Il formaggio interdisciplinare

La cultura dei “nuovisti” apre spesso altre finestre sulla realtà: ma fuori non c’è nulla

Negli ultimi anni s’è cominciato con coraggio a parlare di superamento della “separazione tra le discipline” chiamando in causa un’interdisciplinarità che ci restituisca – finalmente – il valore dell’atto conoscitivo, il quale è sempre complessivo. Ci vuole coraggio, in effetti, ad immaginare di conoscere la realtà senza adottare alcun punto di vista particolare: direi che ci vuole una spinta vigorosa. L’ostacolo di primo acchito pare enorme; ma la volontà può tutto. Che fessi i filosofi e i teologi che lavorarono per secoli attorno all’idea secondo cui “distinguere non è separare” e “nessuno può conoscere veramente l’unità se non conosce anche la distinzione”! Proprio per questo dobbiamo guardare al “nuovo” con entusiasmo: cioè per liberarci da queste pastoie concettuali e raggiungere finalmente la conoscenza assoluta delle cose senza soffocarne l’essenza con il cappio delle diverse prospettive disciplinari, tipiche strozzature d’una scuola retrograda, fondata su nozioni atte solo a segregare la verità e ad assegnare gli incarichi ai docenti in base a ciò che hanno studiato. La musica adesso cambia.

Facciamo un esempio: lo studio interdisciplinare del formaggio.

Potremo partire dal fatto storico in sé? Forse, ma senza vanamente risalire fino ai Sumeri che si nutrivano dei misteriosi formaggi sumerici; e pure senza soffermarci sulla crisi casearia medievale, o sul verminoso formaggio cinquecentesco di Ginzburg. No, dai. Sarebbe già un indulgere cinicamente allo specialismo storico. Diremo però che il formaggio c’era, e probabilmente ci sarà ancora.

Sul piano geografico non ci addentreremo trasmissivamente nel rapporto tra clima, vegetazione, pascolo ed allevamento, al fine di cogliere il legame tra ambiente ed alimentazione umana: troppe situazioni geografiche per non cadere nella geografia stessa. Non sia mai. Diremo però che il formaggio varia.

Per quel che concerne la matematica bandiremo ogni soffocante cenno al calcolo dei rapporti tra la quantità di latte e la pasta di formaggio ricavatane; o alla perdita percentuale di peso delle forme durante la stagionatura: questo sarebbe addirittura un cedimento alla fisica. Non deve accadere. Diremo però che il formaggio pesa; e che -a volte- pesa parecchio.

In ordine alla chimica, poi, staremo alla larga dai tipi di caglio (sempre disgustosi), dalle reazioni e dalle temperature di coagulo, poiché il penetrante sguardo di questa disciplina rompe l’armonioso insieme che chiamiamo ingenuamente “formaggio”, il quale è l’unica cosa che conta nella didattica d’avanguardia.

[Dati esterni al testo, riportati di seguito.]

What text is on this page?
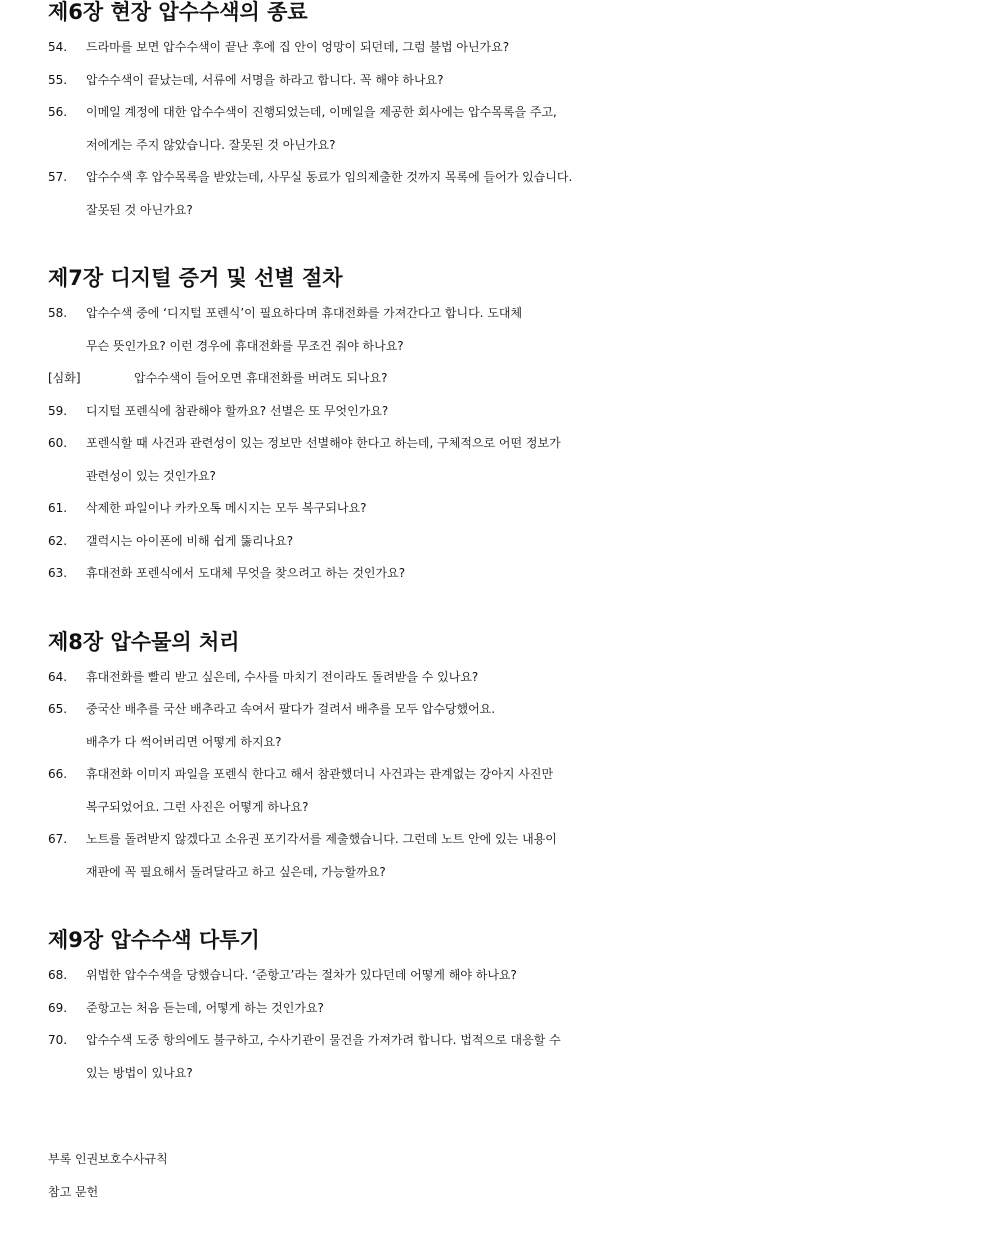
제6장 현장 압수수색의 종료
54.	드라마를 보면 압수수색이 끝난 후에 집 안이 엉망이 되던데, 그럼 불법 아닌가요?
55.	압수수색이 끝났는데, 서류에 서명을 하라고 합니다. 꼭 해야 하나요?
56.	이메일 계정에 대한 압수수색이 진행되었는데, 이메일을 제공한 회사에는 압수목록을 주고,
저에게는 주지 않았습니다. 잘못된 것 아닌가요?
57.	압수수색 후 압수목록을 받았는데, 사무실 동료가 임의제출한 것까지 목록에 들어가 있습니다.
잘못된 것 아닌가요?
제7장 디지털 증거 및 선별 절차
58.	압수수색 중에 ‘디지털 포렌식’이 필요하다며 휴대전화를 가져간다고 합니다. 도대체
무슨 뜻인가요? 이런 경우에 휴대전화를 무조건 줘야 하나요?
[심화]	압수수색이 들어오면 휴대전화를 버려도 되나요?
59.	디지털 포렌식에 참관해야 할까요? 선별은 또 무엇인가요?
60.	포렌식할 때 사건과 관련성이 있는 정보만 선별해야 한다고 하는데, 구체적으로 어떤 정보가
관련성이 있는 것인가요?
61.	삭제한 파일이나 카카오톡 메시지는 모두 복구되나요?
62.	갤럭시는 아이폰에 비해 쉽게 뚫리나요?
63.	휴대전화 포렌식에서 도대체 무엇을 찾으려고 하는 것인가요?
제8장 압수물의 처리
64.	휴대전화를 빨리 받고 싶은데, 수사를 마치기 전이라도 돌려받을 수 있나요?
65.	중국산 배추를 국산 배추라고 속여서 팔다가 걸려서 배추를 모두 압수당했어요.
배추가 다 썩어버리면 어떻게 하지요?
66.	휴대전화 이미지 파일을 포렌식 한다고 해서 참관했더니 사건과는 관계없는 강아지 사진만
복구되었어요. 그런 사진은 어떻게 하나요?
67.	노트를 돌려받지 않겠다고 소유권 포기각서를 제출했습니다. 그런데 노트 안에 있는 내용이
재판에 꼭 필요해서 돌려달라고 하고 싶은데, 가능할까요?
제9장 압수수색 다투기
68.	위법한 압수수색을 당했습니다. ‘준항고’라는 절차가 있다던데 어떻게 해야 하나요?
69.	준항고는 처음 듣는데, 어떻게 하는 것인가요?
70.	압수수색 도중 항의에도 불구하고, 수사기관이 물건을 가져가려 합니다. 법적으로 대응할 수
있는 방법이 있나요?
부록 인권보호수사규칙
참고 문헌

In quanto alla letteratura eviteremo come la peste le delicate voglie di Leopardi, amante delle forme di formaggio della Marca, o la passione creativa di Gadda per il croconsuelo. Siamo per l’interdisciplinarità. Perciò diremo piuttosto che il formaggio ha una sua poesia…

Chiunque voglia davvero cogliere l’unità creativa, e quasi metafisica, del concetto di formaggio (senza scadere nella filosofia, però) non può affatto tollerare consimili cedimenti, che paiono dovuti alla vecchia noiosa tendenza a sezionare, approfondire, scavare nel formaggio su tutti i lati: quasi la scuola fosse un luogo di incursioni e razzie.

Siamo in un’era nuova, e gli obiettivi scolastici non possono che essere “nuovi” (a ben guardare nemmeno poi così nuovi). Dunque impareremo finalmente a guardare al formaggio come si guarda attraverso l’aleph di Borges: vedremo comparire il mondo intero lì, nell’unità indistinta del formaggio trascendentale, ormai assurto a simbolo d’una vera rivoluzione culturale.